…and I thought it was my birthright—and mine alone—to complain about my weight
Of late I’ve been catching a male friend or two looking in the mirror. When they see me seeing them, they ask, “Have I put on weight?” Yesterday a good friend asked me, “Do I look fat?” Immediately, alarm bells rang in my thoughts. As an insecure female, I thought it was my birthright—and only mine—to complain about my weight, go loopy at times when confronted with fat me.
In my mind, men were above this kind of loopiness; they could go ahead and order a cold coffee or lassi with cream without mentally counting the extra calories. They could pose under a monsoon waterfall in their underwear without fear of being judged. The Indian male, it must be said, can get away with paunchiness, baldness, hairiness with dignity intact, even style if one can call it that. To be exposed to the adolescent girl hiding under that tough exterior is a shock to me. My expression conveyed as much to my friend when he asked the million-dollar question, and laughed. “Maybe I have too much oestrogen,” he joked. We laughed.
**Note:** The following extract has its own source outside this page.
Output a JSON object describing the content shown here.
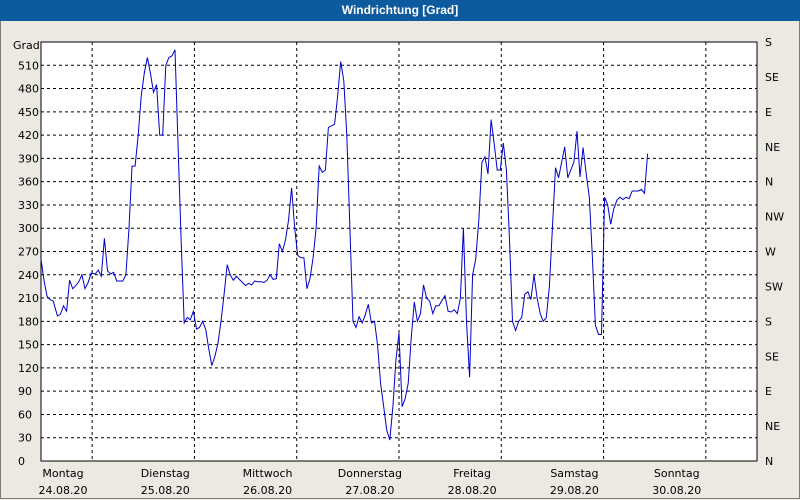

But there’s something sinister going on here that I can’t laugh off. It took me a few years, lots of self-counselling and supportive partners to grow out of my fragile, college-day body image. To enjoy a dessert without guilt. Or stop resenting skinny girls for no reason. Spending three months with a dance troupe in Turkey tested my self-image greatly, and I’m proud to have returned home without an eating disorder or inferiority complex. Dancers are size zero. When one of my mates fell violently sick and lost many pounds, another girl congratulated her at the achievement.
Just a few weeks ago, I was chatting with someone about dance bars, how popular they were and all that. Not all men who visit dance bars visit prostitutes. This is something I find hard to understand, and my friend spent a passionate, caffeinated half hour explaining the phenomenon. “Imagine you are an ugly, pot-bellied guy who no one checks out. You step into a bar, and for a few drinks and a little money, these dance girls make you feel like the hottest shit going. They have eyes for no one but you.” According to him, the universal need to be checked out, to feel hot is as vital as the need to get laid. Okay, so some men visit dance bars to be checked out.
For inexplicable reasons, commenting on my sister’s weight gain post pregnancy is a huge source of dining table humour for everyone, including her husband. After one such jibe, my dad wryly commented once how he never said a word to mum, despite the double-digit kilos she gained with each pregnancy. Mum loves feeding dad fried potatoes and dessert. And dad can’t handle mum dieting. He knows how happy sweet things make her. Their relationship says something, something relevant to this blog, but I don’t know what. Looks never mattered in their equation, but I don’t know if it’s as simple as that.
Where have we gone wrong, or how are we going wrong? Emancipation never meant converting female insecurities into male ones. Among the few perceived advantages women had was our ability to fall in love with ugly men. We didn’t go by inches. We were happy to have found companionship. Clearly, this is in the realm of myth-making. Or else, why would the other half of our equation fall prey to the boy issues we love wallowing in?
Perhaps I’m overreacting. Perhaps this is just a Bombay thing. I wonder if people in other cities have seen this too.